OPINIóN
Actualizado 28/02/2014
Ángel González Quesada

En la película 'Algunos hombres buenos' (A Few Good Men, Rob Reiner, 1992), un coronel del ejército, comandante-jefe de la base estadounidense de Guantánamo, en Cuba, es detenido y juzgado por ordenar una medida disciplinaria ilegal, y ese juicio refuerza la credibilidad y honradez del ejército. Fuera de la ficción, en los mismos Estados Unidos, en Francia, en el Reino Unido y en muchos otros países de larga historia democrática y asentados valores patrióticos, los militares que se exceden en sus atribuciones o incumplen la legalidad, son sometidos a los procedimientos judiciales oportunos y, en su caso, condenados, expulsados o degradados, sin que ello cause debilitamiento alguno, sino todo lo contrario, en sus instituciones y en su robustez democrática. En España, no. En España los uniformes militares parecen disponer de un aura especial de devota protección que impide a los gobernantes cuestionar y mucho menos criticar, y ni hablar de juzgar, los actos de los uniformados.

Probablemente a causa de la grave deformación perceptiva que cuarenta años de dictadura militar, imposiciones, taconazos, banderofilia y miedo han causado en la visión del papel que los militares deben desempeñar en una comunidad sana, este país, y sobre todo sus instituciones, todavía adolecen de un papanatismo más que regular con respecto a la milicia, que igual que explica la indisimulada devoción que la derecha profesa por las guerreras, los correajes, los desfiles y esa marcialidad chusca de los rituales cuarteleros, da cuenta de las razones del rechazo casi físico de la izquierda por lo mismo, y clarifica las razones por las que fracasan todos los intentos de agrupar a la ciudadanía española en torno a esos manoseados símbolos y banderas nacionales.
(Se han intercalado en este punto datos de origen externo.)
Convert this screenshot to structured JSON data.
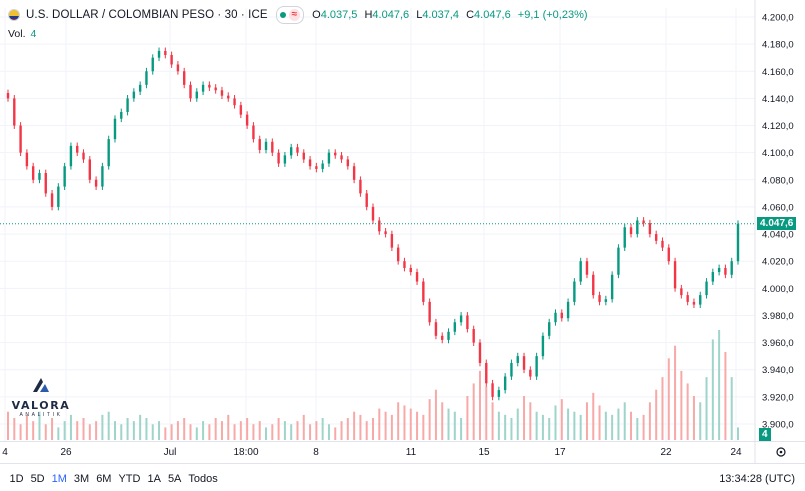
{
  "header": {
    "title": "U.S. DOLLAR / COLOMBIAN PESO · 30 · ICE",
    "open_label": "O",
    "open": "4.037,5",
    "high_label": "H",
    "high": "4.047,6",
    "low_label": "L",
    "low": "4.037,4",
    "close_label": "C",
    "close": "4.047,6",
    "change": "+9,1 (+0,23%)"
  },
  "volume": {
    "label": "Vol.",
    "value": "4"
  },
  "logo": {
    "word": "VALORA",
    "sub": "ANALITIK"
  },
  "ranges": [
    "1D",
    "5D",
    "1M",
    "3M",
    "6M",
    "YTD",
    "1A",
    "5A",
    "Todos"
  ],
  "active_range": "1M",
  "clock": "13:34:28 (UTC)",
  "colors": {
    "up": "#089981",
    "down": "#f23645",
    "up_vol": "#9ed4c9",
    "down_vol": "#f7a9a7",
    "grid": "#f0f3fa",
    "axis_text": "#131722"
  },
  "chart_data": {
    "type": "candlestick",
    "y_ticks": [
      "4.200,0",
      "4.180,0",
      "4.160,0",
      "4.140,0",
      "4.120,0",
      "4.100,0",
      "4.080,0",
      "4.060,0",
      "4.040,0",
      "4.020,0",
      "4.000,0",
      "3.980,0",
      "3.960,0",
      "3.940,0",
      "3.920,0",
      "3.900,0"
    ],
    "ylim": [
      3900,
      4200
    ],
    "x_ticks": [
      "4",
      "26",
      "Jul",
      "18:00",
      "8",
      "11",
      "15",
      "17",
      "22",
      "24"
    ],
    "last_price": 4047.6,
    "last_price_label": "4.047,6",
    "last_volume_label": "4",
    "series_close": [
      4140,
      4120,
      4100,
      4090,
      4080,
      4085,
      4070,
      4060,
      4075,
      4090,
      4105,
      4100,
      4095,
      4080,
      4075,
      4090,
      4110,
      4125,
      4130,
      4140,
      4145,
      4150,
      4160,
      4170,
      4175,
      4172,
      4165,
      4160,
      4150,
      4140,
      4145,
      4150,
      4148,
      4146,
      4142,
      4140,
      4135,
      4128,
      4120,
      4110,
      4102,
      4108,
      4100,
      4092,
      4098,
      4104,
      4100,
      4095,
      4090,
      4088,
      4092,
      4100,
      4098,
      4095,
      4090,
      4080,
      4070,
      4060,
      4050,
      4042,
      4040,
      4030,
      4020,
      4015,
      4012,
      4005,
      3990,
      3975,
      3965,
      3962,
      3968,
      3975,
      3980,
      3970,
      3960,
      3945,
      3930,
      3920,
      3925,
      3935,
      3945,
      3950,
      3940,
      3935,
      3950,
      3965,
      3975,
      3982,
      3978,
      3990,
      4005,
      4020,
      4010,
      3995,
      3990,
      3992,
      4010,
      4030,
      4045,
      4040,
      4050,
      4048,
      4040,
      4035,
      4030,
      4020,
      4000,
      3995,
      3990,
      3988,
      3995,
      4005,
      4012,
      4015,
      4010,
      4020,
      4047.6
    ],
    "series_volume": [
      9,
      7,
      5,
      8,
      6,
      9,
      5,
      7,
      4,
      6,
      8,
      6,
      7,
      5,
      6,
      8,
      9,
      6,
      5,
      7,
      6,
      8,
      7,
      5,
      6,
      4,
      5,
      6,
      7,
      5,
      4,
      6,
      5,
      7,
      6,
      8,
      5,
      6,
      7,
      5,
      6,
      4,
      5,
      7,
      6,
      5,
      6,
      8,
      5,
      6,
      7,
      5,
      4,
      6,
      7,
      9,
      8,
      6,
      7,
      10,
      9,
      8,
      12,
      11,
      10,
      9,
      8,
      13,
      16,
      12,
      10,
      9,
      7,
      14,
      18,
      22,
      17,
      12,
      9,
      8,
      7,
      10,
      14,
      12,
      9,
      8,
      7,
      11,
      13,
      10,
      9,
      8,
      12,
      15,
      11,
      9,
      8,
      10,
      12,
      9,
      7,
      8,
      12,
      16,
      20,
      26,
      30,
      22,
      18,
      14,
      12,
      20,
      32,
      35,
      28,
      20,
      4
    ]
  }
}
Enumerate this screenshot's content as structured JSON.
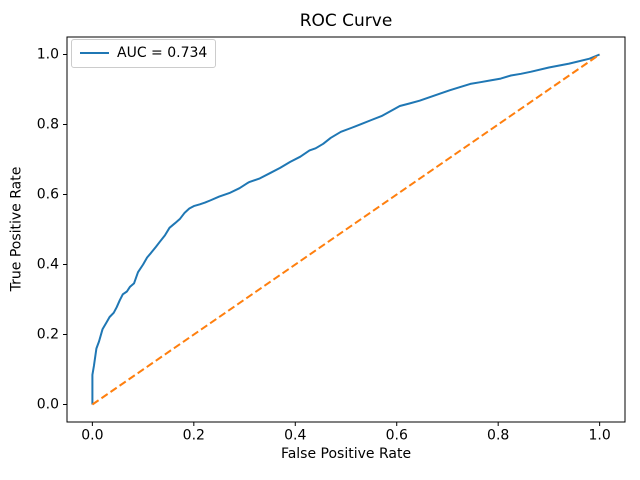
{
  "chart_data": {
    "type": "line",
    "title": "ROC Curve",
    "xlabel": "False Positive Rate",
    "ylabel": "True Positive Rate",
    "xlim": [
      -0.05,
      1.05
    ],
    "ylim": [
      -0.05,
      1.05
    ],
    "xticks": [
      0.0,
      0.2,
      0.4,
      0.6,
      0.8,
      1.0
    ],
    "yticks": [
      0.0,
      0.2,
      0.4,
      0.6,
      0.8,
      1.0
    ],
    "xtick_labels": [
      "0.0",
      "0.2",
      "0.4",
      "0.6",
      "0.8",
      "1.0"
    ],
    "ytick_labels": [
      "0.0",
      "0.2",
      "0.4",
      "0.6",
      "0.8",
      "1.0"
    ],
    "grid": false,
    "background": "#ffffff",
    "spine_color": "#000000",
    "tick_color": "#000000",
    "auc": 0.734,
    "legend": {
      "location": "upper left",
      "entries": [
        {
          "label": "AUC = 0.734",
          "color": "#1f77b4",
          "linestyle": "solid"
        }
      ]
    },
    "series": [
      {
        "name": "roc-curve",
        "label": "AUC = 0.734",
        "color": "#1f77b4",
        "linestyle": "solid",
        "points": [
          [
            0,
            0
          ],
          [
            0,
            0.085
          ],
          [
            0.003,
            0.11
          ],
          [
            0.008,
            0.16
          ],
          [
            0.013,
            0.18
          ],
          [
            0.02,
            0.215
          ],
          [
            0.028,
            0.235
          ],
          [
            0.034,
            0.25
          ],
          [
            0.042,
            0.262
          ],
          [
            0.048,
            0.278
          ],
          [
            0.054,
            0.298
          ],
          [
            0.06,
            0.315
          ],
          [
            0.068,
            0.323
          ],
          [
            0.074,
            0.336
          ],
          [
            0.082,
            0.346
          ],
          [
            0.09,
            0.378
          ],
          [
            0.1,
            0.4
          ],
          [
            0.108,
            0.42
          ],
          [
            0.115,
            0.432
          ],
          [
            0.125,
            0.45
          ],
          [
            0.133,
            0.465
          ],
          [
            0.143,
            0.483
          ],
          [
            0.152,
            0.505
          ],
          [
            0.163,
            0.518
          ],
          [
            0.173,
            0.531
          ],
          [
            0.182,
            0.548
          ],
          [
            0.191,
            0.56
          ],
          [
            0.2,
            0.567
          ],
          [
            0.212,
            0.572
          ],
          [
            0.222,
            0.577
          ],
          [
            0.232,
            0.583
          ],
          [
            0.25,
            0.594
          ],
          [
            0.27,
            0.604
          ],
          [
            0.29,
            0.618
          ],
          [
            0.305,
            0.632
          ],
          [
            0.31,
            0.636
          ],
          [
            0.33,
            0.646
          ],
          [
            0.35,
            0.661
          ],
          [
            0.37,
            0.676
          ],
          [
            0.39,
            0.693
          ],
          [
            0.41,
            0.708
          ],
          [
            0.428,
            0.726
          ],
          [
            0.44,
            0.732
          ],
          [
            0.455,
            0.745
          ],
          [
            0.47,
            0.762
          ],
          [
            0.49,
            0.779
          ],
          [
            0.51,
            0.79
          ],
          [
            0.53,
            0.801
          ],
          [
            0.55,
            0.813
          ],
          [
            0.57,
            0.824
          ],
          [
            0.59,
            0.84
          ],
          [
            0.606,
            0.853
          ],
          [
            0.625,
            0.86
          ],
          [
            0.645,
            0.868
          ],
          [
            0.665,
            0.878
          ],
          [
            0.685,
            0.888
          ],
          [
            0.705,
            0.898
          ],
          [
            0.725,
            0.907
          ],
          [
            0.745,
            0.916
          ],
          [
            0.765,
            0.921
          ],
          [
            0.785,
            0.926
          ],
          [
            0.805,
            0.931
          ],
          [
            0.825,
            0.94
          ],
          [
            0.845,
            0.945
          ],
          [
            0.865,
            0.951
          ],
          [
            0.9,
            0.963
          ],
          [
            0.94,
            0.974
          ],
          [
            0.98,
            0.988
          ],
          [
            1,
            1
          ]
        ]
      },
      {
        "name": "chance-diagonal",
        "color": "#ff7f0e",
        "linestyle": "dashed",
        "points": [
          [
            0,
            0
          ],
          [
            1,
            1
          ]
        ]
      }
    ]
  }
}
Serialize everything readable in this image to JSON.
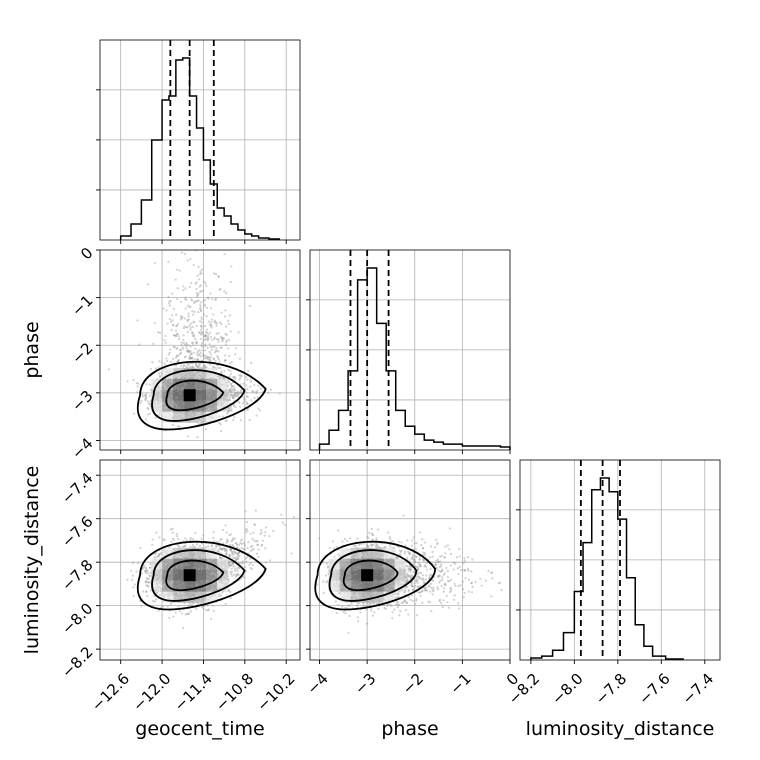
{
  "chart_data": {
    "type": "corner",
    "grid": true,
    "parameters": [
      "geocent_time",
      "phase",
      "luminosity_distance"
    ],
    "axes": {
      "geocent_time": {
        "label": "geocent_time",
        "range": [
          -12.9,
          -10.0
        ],
        "ticks": [
          -12.6,
          -12.0,
          -11.4,
          -10.8,
          -10.2
        ],
        "tick_labels": [
          "−12.6",
          "−12.0",
          "−11.4",
          "−10.8",
          "−10.2"
        ]
      },
      "phase": {
        "label": "phase",
        "range": [
          -4.2,
          0.0
        ],
        "ticks": [
          -4,
          -3,
          -2,
          -1,
          0
        ],
        "tick_labels": [
          "−4",
          "−3",
          "−2",
          "−1",
          "0"
        ]
      },
      "luminosity_distance": {
        "label": "luminosity_distance",
        "range": [
          -8.25,
          -7.33
        ],
        "ticks": [
          -8.2,
          -8.0,
          -7.8,
          -7.6,
          -7.4
        ],
        "tick_labels": [
          "−8.2",
          "−8.0",
          "−7.8",
          "−7.6",
          "−7.4"
        ]
      }
    },
    "histograms": [
      {
        "parameter": "geocent_time",
        "bin_edges": [
          -12.6,
          -12.45,
          -12.3,
          -12.15,
          -12.0,
          -11.9,
          -11.8,
          -11.7,
          -11.6,
          -11.5,
          -11.4,
          -11.3,
          -11.2,
          -11.1,
          -11.0,
          -10.9,
          -10.8,
          -10.7,
          -10.6,
          -10.45,
          -10.3
        ],
        "counts": [
          2,
          8,
          20,
          50,
          70,
          72,
          90,
          91,
          72,
          56,
          40,
          28,
          16,
          12,
          8,
          5,
          3,
          2,
          1,
          0.5
        ],
        "quantiles": [
          -11.88,
          -11.6,
          -11.25
        ]
      },
      {
        "parameter": "phase",
        "bin_edges": [
          -4.0,
          -3.8,
          -3.6,
          -3.4,
          -3.2,
          -3.0,
          -2.8,
          -2.6,
          -2.4,
          -2.2,
          -2.0,
          -1.8,
          -1.6,
          -1.4,
          -1.2,
          -1.0,
          -0.8,
          -0.6,
          -0.4,
          -0.2,
          0.0
        ],
        "counts": [
          3,
          10,
          20,
          40,
          86,
          92,
          64,
          40,
          20,
          12,
          8,
          5,
          4,
          3,
          3,
          2,
          2,
          2,
          2,
          1.5
        ],
        "quantiles": [
          -3.35,
          -3.0,
          -2.55
        ]
      },
      {
        "parameter": "luminosity_distance",
        "bin_edges": [
          -8.2,
          -8.15,
          -8.1,
          -8.05,
          -8.0,
          -7.96,
          -7.92,
          -7.88,
          -7.84,
          -7.8,
          -7.76,
          -7.72,
          -7.68,
          -7.64,
          -7.58,
          -7.5
        ],
        "counts": [
          1,
          2,
          5,
          14,
          35,
          60,
          87,
          93,
          86,
          72,
          42,
          18,
          7,
          2,
          0.5
        ],
        "quantiles": [
          -7.97,
          -7.87,
          -7.79
        ]
      }
    ],
    "scatter_panels": [
      {
        "x": "geocent_time",
        "y": "phase",
        "center": [
          -11.6,
          -3.05
        ]
      },
      {
        "x": "geocent_time",
        "y": "luminosity_distance",
        "center": [
          -11.6,
          -7.86
        ]
      },
      {
        "x": "phase",
        "y": "luminosity_distance",
        "center": [
          -3.0,
          -7.86
        ]
      }
    ],
    "colors": {
      "line": "#000000",
      "points": "#9a9a9a",
      "grid": "#b0b0b0"
    }
  }
}
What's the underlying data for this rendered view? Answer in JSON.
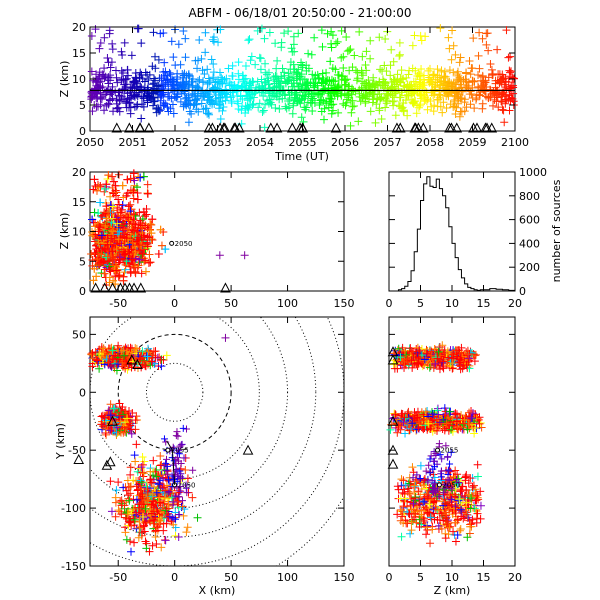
{
  "title": "ABFM - 06/18/01 20:50:00 - 21:00:00",
  "colors": {
    "frame": "#000000",
    "mean_line": "#000000",
    "marker_stroke": "#000000"
  },
  "chart_data": [
    {
      "id": "time_height",
      "type": "scatter",
      "xlabel": "Time (UT)",
      "ylabel": "Z (km)",
      "xlim": [
        2050,
        2100
      ],
      "ylim": [
        0,
        20
      ],
      "xticks": [
        "2050",
        "2051",
        "2052",
        "2053",
        "2054",
        "2055",
        "2056",
        "2057",
        "2058",
        "2059",
        "2100"
      ],
      "yticks": [
        "0",
        "5",
        "10",
        "15",
        "20"
      ],
      "color_by": "time",
      "color_scale": "rainbow, purple (2050) to red (2100)",
      "marker": "+",
      "mean_height_line_km": 7.8,
      "source_band_km": [
        4,
        12
      ],
      "station_marker": "triangle"
    },
    {
      "id": "x_height",
      "type": "scatter",
      "xlabel": "",
      "ylabel": "Z (km)",
      "xlim": [
        -75,
        150
      ],
      "ylim": [
        0,
        20
      ],
      "xticks": [
        "-50",
        "0",
        "50",
        "100",
        "150"
      ],
      "yticks": [
        "0",
        "5",
        "10",
        "15",
        "20"
      ],
      "marker": "+",
      "source_x_range_km": [
        -70,
        5
      ],
      "scattered_points": [
        {
          "x": 40,
          "z": 6
        },
        {
          "x": 62,
          "z": 6
        }
      ],
      "station_label": "2050",
      "station_marker": "triangle"
    },
    {
      "id": "altitude_histogram",
      "type": "line",
      "xlabel": "",
      "ylabel": "number of sources",
      "xlim": [
        0,
        20
      ],
      "ylim": [
        0,
        1000
      ],
      "xticks": [
        "0",
        "5",
        "10",
        "15",
        "20"
      ],
      "yticks": [
        "0",
        "200",
        "400",
        "600",
        "800",
        "1000"
      ],
      "y_axis_side": "right",
      "x": [
        1,
        1.5,
        2,
        2.5,
        3,
        3.5,
        4,
        4.5,
        5,
        5.5,
        6,
        6.5,
        7,
        7.5,
        8,
        8.5,
        9,
        9.5,
        10,
        10.5,
        11,
        11.5,
        12,
        12.5,
        13,
        13.5,
        14,
        14.5,
        15,
        16,
        17,
        18,
        19,
        20
      ],
      "y": [
        0,
        10,
        20,
        40,
        80,
        170,
        330,
        520,
        760,
        900,
        960,
        880,
        870,
        940,
        860,
        800,
        700,
        540,
        400,
        280,
        180,
        110,
        60,
        30,
        20,
        10,
        5,
        10,
        10,
        20,
        15,
        10,
        5,
        0
      ]
    },
    {
      "id": "plan_view",
      "type": "scatter",
      "xlabel": "X (km)",
      "ylabel": "Y (km)",
      "xlim": [
        -75,
        150
      ],
      "ylim": [
        -150,
        65
      ],
      "xticks": [
        "-50",
        "0",
        "50",
        "100",
        "150"
      ],
      "yticks": [
        "-150",
        "-100",
        "-50",
        "0",
        "50"
      ],
      "marker": "+",
      "range_rings_km": [
        25,
        50,
        75,
        100,
        125,
        150,
        175
      ],
      "clusters": [
        {
          "x": -45,
          "y": 30,
          "rx": 28,
          "ry": 8
        },
        {
          "x": -50,
          "y": -25,
          "rx": 12,
          "ry": 10
        },
        {
          "x": -20,
          "y": -95,
          "rx": 28,
          "ry": 35
        }
      ],
      "stations": [
        {
          "x": -38,
          "y": 28,
          "label": ""
        },
        {
          "x": -33,
          "y": 24,
          "label": ""
        },
        {
          "x": -55,
          "y": -25,
          "label": ""
        },
        {
          "x": -85,
          "y": -58,
          "label": ""
        },
        {
          "x": -60,
          "y": -63,
          "label": ""
        },
        {
          "x": -57,
          "y": -60,
          "label": ""
        },
        {
          "x": -6,
          "y": -50,
          "label": "2055"
        },
        {
          "x": 0,
          "y": -80,
          "label": "2050"
        },
        {
          "x": 65,
          "y": -50,
          "label": ""
        }
      ]
    },
    {
      "id": "z_y_view",
      "type": "scatter",
      "xlabel": "Z (km)",
      "ylabel": "",
      "xlim": [
        0,
        20
      ],
      "ylim": [
        -150,
        65
      ],
      "xticks": [
        "0",
        "5",
        "10",
        "15",
        "20"
      ],
      "marker": "+",
      "bands": [
        {
          "z": [
            1,
            13
          ],
          "y": 30
        },
        {
          "z": [
            1,
            14
          ],
          "y": -25
        },
        {
          "z": [
            2,
            14
          ],
          "y": -95
        }
      ],
      "stations": [
        {
          "z": 0,
          "y": 35,
          "label": ""
        },
        {
          "z": 0,
          "y": 28,
          "label": ""
        },
        {
          "z": 0,
          "y": -25,
          "label": ""
        },
        {
          "z": 0,
          "y": -50,
          "label": ""
        },
        {
          "z": 0,
          "y": -62,
          "label": ""
        },
        {
          "z": 7.7,
          "y": -50,
          "label": "2055"
        },
        {
          "z": 8,
          "y": -80,
          "label": "2050"
        }
      ]
    }
  ]
}
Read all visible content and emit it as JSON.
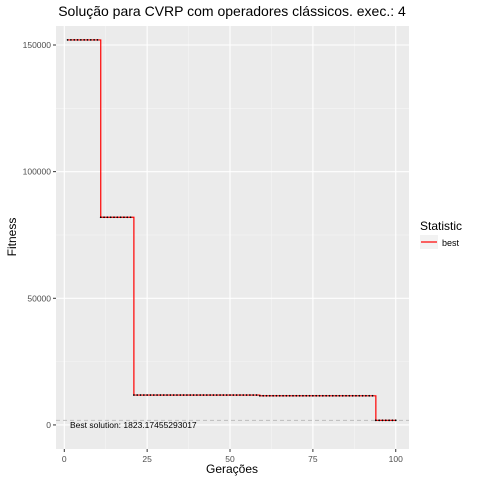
{
  "chart_data": {
    "type": "line",
    "title": "Solução para CVRP com operadores clássicos. exec.: 4",
    "xlabel": "Gerações",
    "ylabel": "Fitness",
    "xlim": [
      -2.5,
      104
    ],
    "ylim": [
      -9500,
      157500
    ],
    "x_ticks": [
      0,
      25,
      50,
      75,
      100
    ],
    "x_tick_labels": [
      "0",
      "25",
      "50",
      "75",
      "100"
    ],
    "y_ticks": [
      0,
      50000,
      100000,
      150000
    ],
    "y_tick_labels": [
      "0",
      "50000",
      "100000",
      "150000"
    ],
    "grid": true,
    "legend_position": "right",
    "legend": {
      "title": "Statistic"
    },
    "series": [
      {
        "name": "best",
        "color": "#ff0000",
        "steps": [
          {
            "from": 1,
            "to": 10,
            "value": 152000
          },
          {
            "from": 11,
            "to": 20,
            "value": 82000
          },
          {
            "from": 21,
            "to": 58,
            "value": 11800
          },
          {
            "from": 59,
            "to": 93,
            "value": 11500
          },
          {
            "from": 94,
            "to": 100,
            "value": 1823.17455293017
          }
        ]
      }
    ],
    "reference_line": {
      "value": 1823.17455293017,
      "color": "#bdbdbd",
      "style": "dashed"
    },
    "annotation": "Best solution: 1823.17455293017"
  }
}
Viene todo esto a cuento de la lancinante impresión que sigue causando en cualquier inteligencia medio atenta, el incalificable comportamiento y las contradicciones, desmentidos y rectificaciones de las autoridades de Interior sobre los escalofriantes sucesos en las playas de Ceuta el pasado 6 de febrero y, sobre todo, respecto al comportamiento asociado a esos hechos de algunos guardias civiles y sus mandos ?militares todavía a estas alturas de la democracia-. Un comportamiento que, una vez más, se muestra dirigido a proteger los uniformes, ocultar o diluir sus responsabilidades e impedir el cuestionamiento, la investigación y el juicio de ciertas acciones, bajo ese palio viejo y caduco de la falsa lealtad patriótica, la dócil sumisión jerárquica y el espeso velo de intolerable servilismo con que, en este país, siguen hoy protegiéndose las charreteras.